A Lei 14.811/2024 estabelece a reclusão de 2 a 4 anos para pais ou responsáveis legais que não comunicarem, de forma dolosa, o desaparecimento de crianças ou adolescentes. Acrescido de multa, penalização faz parte de um conjunto de medidas que visam à proteção de vulneráveis contra abuso e exploração.
O Ministério Público do Estado de Alagoas (MPAL), por meio de suas redes sociais, destaca a importância de “agir prontamente diante de casos de desaparecimento de crianças e adolescentes”. E ressalta ainda que não é necessário aguardar 24h para fazer a comunicação à autoridade pública, mas que esta deve ser feita de forma imediata.

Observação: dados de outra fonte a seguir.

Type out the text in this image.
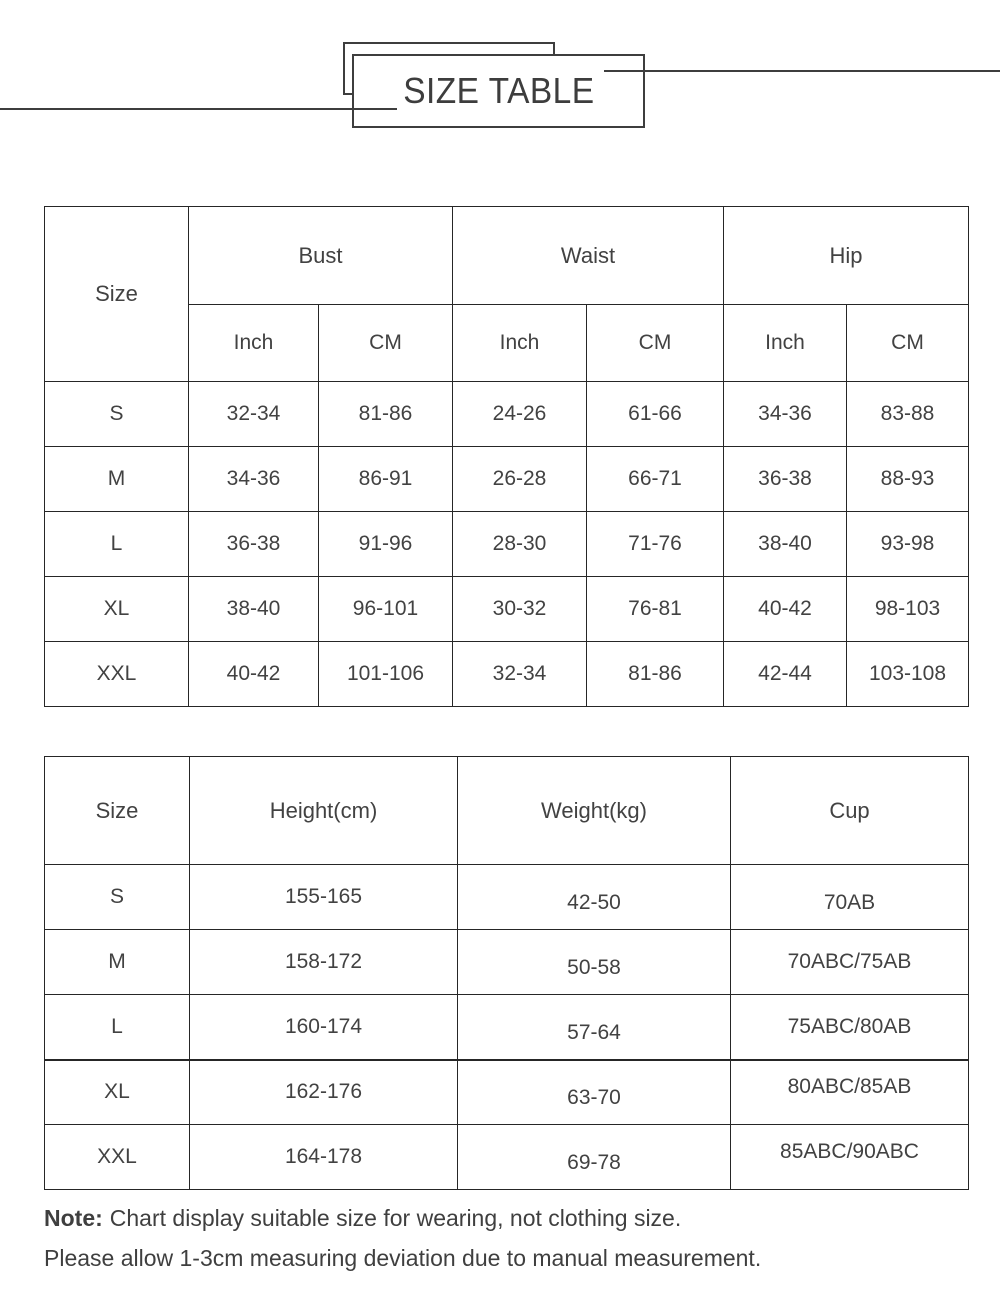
SIZE TABLE
Size	Bust		Waist		Hip	
	Inch	CM	Inch	CM	Inch	CM
S	32-34	81-86	24-26	61-66	34-36	83-88
M	34-36	86-91	26-28	66-71	36-38	88-93
L	36-38	91-96	28-30	71-76	38-40	93-98
XL	38-40	96-101	30-32	76-81	40-42	98-103
XXL	40-42	101-106	32-34	81-86	42-44	103-108
Size	Height(cm)	Weight(kg)	Cup
S	155-165	42-50	70AB
M	158-172	50-58	70ABC/75AB
L	160-174	57-64	75ABC/80AB
XL	162-176	63-70	80ABC/85AB
XXL	164-178	69-78	85ABC/90ABC

Note: Chart display suitable size for wearing, not clothing size.

Please allow 1-3cm measuring deviation due to manual measurement.
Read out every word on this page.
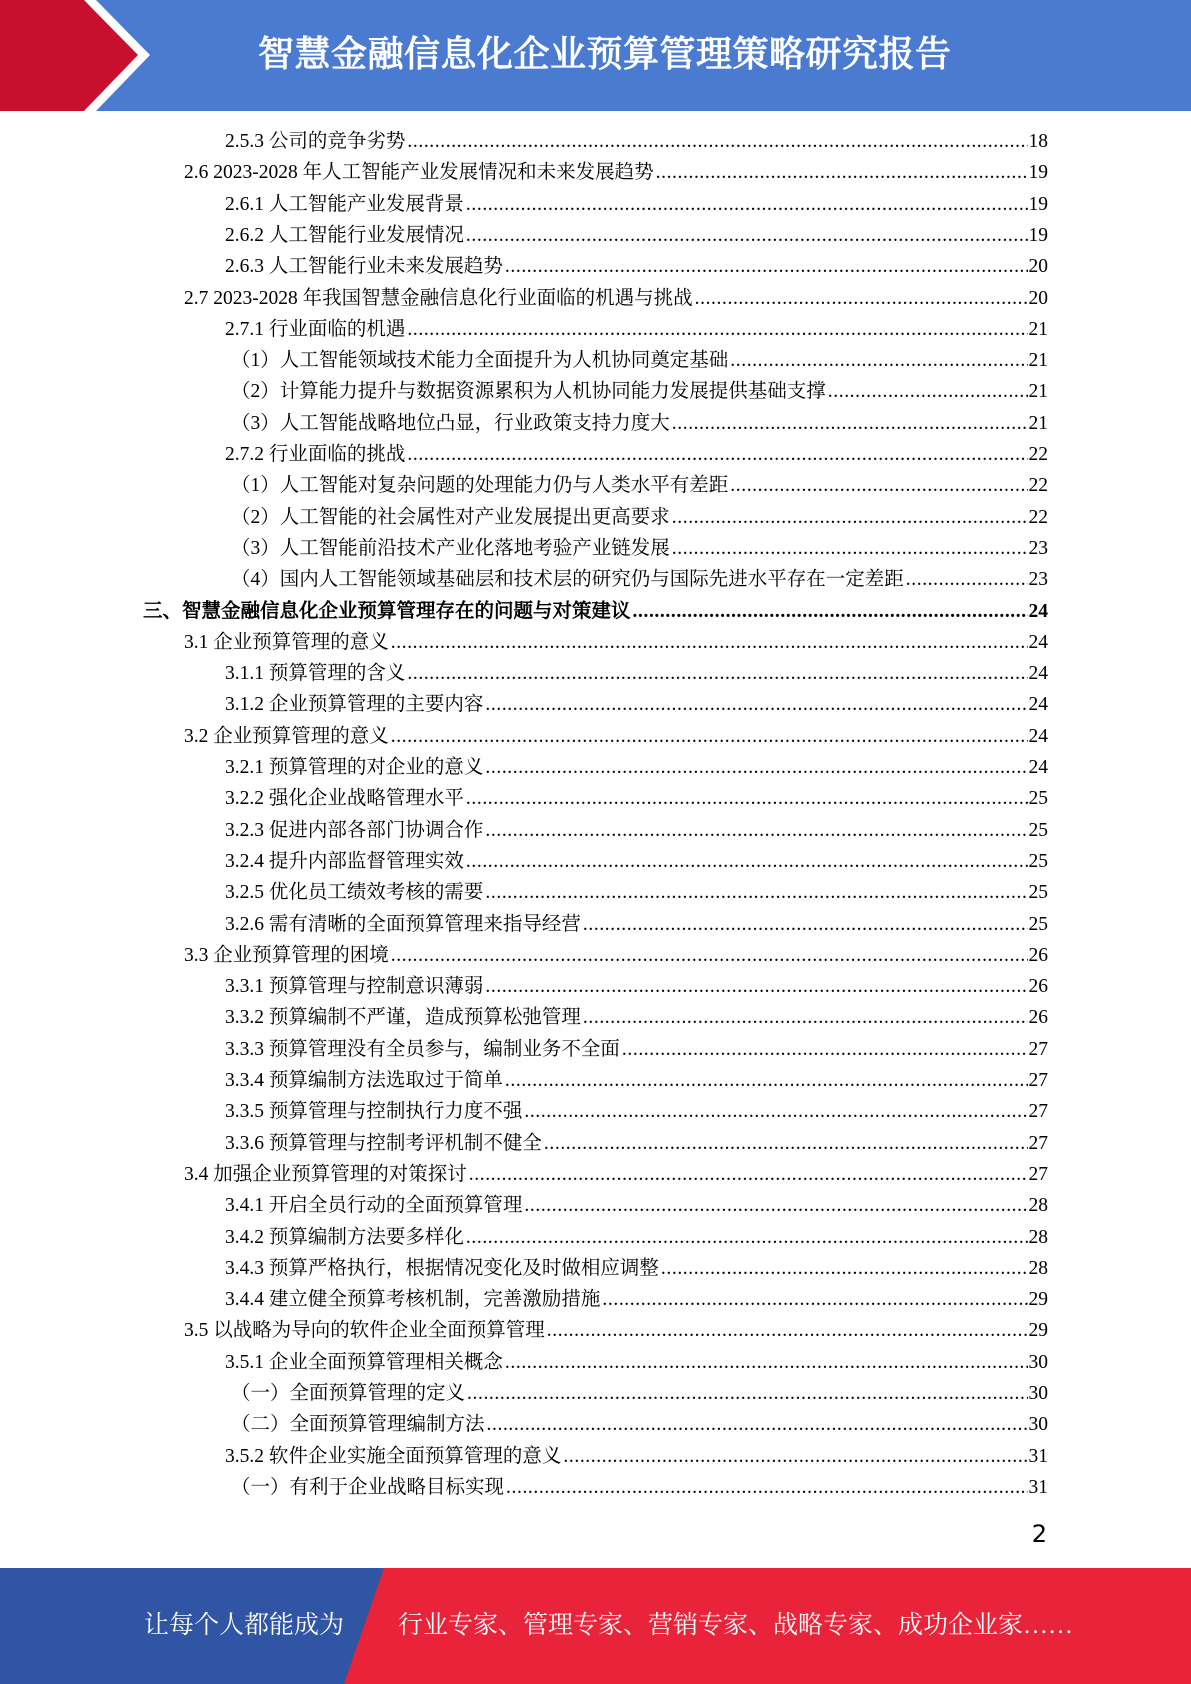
智慧金融信息化企业预算管理策略研究报告
2.5.3 公司的竞争劣势 .....	18
2.6 2023-2028 年人工智能产业发展情况和未来发展趋势 .....	19
2.6.1 人工智能产业发展背景 .....	19
2.6.2 人工智能行业发展情况 .....	19
2.6.3 人工智能行业未来发展趋势 .....	20
2.7 2023-2028 年我国智慧金融信息化行业面临的机遇与挑战 .....	20
2.7.1 行业面临的机遇 .....	21
（1）人工智能领域技术能力全面提升为人机协同奠定基础 .....	21
（2）计算能力提升与数据资源累积为人机协同能力发展提供基础支撑 .....	21
（3）人工智能战略地位凸显，行业政策支持力度大 .....	21
2.7.2 行业面临的挑战 .....	22
（1）人工智能对复杂问题的处理能力仍与人类水平有差距 .....	22
（2）人工智能的社会属性对产业发展提出更高要求 .....	22
（3）人工智能前沿技术产业化落地考验产业链发展 .....	23
（4）国内人工智能领域基础层和技术层的研究仍与国际先进水平存在一定差距 .....	23
三、智慧金融信息化企业预算管理存在的问题与对策建议 .....	24
3.1 企业预算管理的意义 .....	24
3.1.1 预算管理的含义 .....	24
3.1.2 企业预算管理的主要内容 .....	24
3.2 企业预算管理的意义 .....	24
3.2.1 预算管理的对企业的意义 .....	24
3.2.2 强化企业战略管理水平 .....	25
3.2.3 促进内部各部门协调合作 .....	25
3.2.4 提升内部监督管理实效 .....	25
3.2.5 优化员工绩效考核的需要 .....	25
3.2.6 需有清晰的全面预算管理来指导经营 .....	25
3.3 企业预算管理的困境 .....	26
3.3.1 预算管理与控制意识薄弱 .....	26
3.3.2 预算编制不严谨，造成预算松弛管理 .....	26
3.3.3 预算管理没有全员参与，编制业务不全面 .....	27
3.3.4 预算编制方法选取过于简单 .....	27
3.3.5 预算管理与控制执行力度不强 .....	27
3.3.6 预算管理与控制考评机制不健全 .....	27
3.4 加强企业预算管理的对策探讨 .....	27
3.4.1 开启全员行动的全面预算管理 .....	28
3.4.2 预算编制方法要多样化 .....	28
3.4.3 预算严格执行，根据情况变化及时做相应调整 .....	28
3.4.4 建立健全预算考核机制，完善激励措施 .....	29
3.5 以战略为导向的软件企业全面预算管理 .....	29
3.5.1 企业全面预算管理相关概念 .....	30
（一）全面预算管理的定义 .....	30
（二）全面预算管理编制方法 .....	30
3.5.2 软件企业实施全面预算管理的意义 .....	31
（一）有利于企业战略目标实现 .....	31
2
让每个人都能成为 行业专家、管理专家、营销专家、战略专家、成功企业家……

O MPAL reforça ainda a importância do Programa de Localização e Identificação de Desaparecidos do Ministério Público de São Paulo (PLID), de 2011. São 21 estados que adotam o PLID e utilizam o Sistema Nacional de Localização e Identificação de Desaparecidos (SINALID) como banco de dados. O SINALID é administrado pelos Ministérios Públicos Estaduais.
Apesar de o desaparecimento não configurar crime nem tipo penal – o que faz com que não se dê início à inquérito, não se constitua crime e que não haja prescrição – a Lei 14.811/2024, que altera o Código Penal, a Lei dos Crimes Hediondos) e o Estatuto da Criança e do Adolescente, reforça as medidas de proteção de vulneráveis.
Segundo o infográfico do Mapa de Desaparecidos no Brasil, de 2023, a faixa etária com maior número de desaparecidos é a de adolescentes. São 29,3%, com idade entre 12 e 17 anos. Uma taxa de 84,4 por 100 mil habitantes, 2,8 vezes superior à média brasileira que é de 29,5. O menor número está entre crianças na faixa de 0 a 11 anos, que constituem 3,1% dos casos registrados.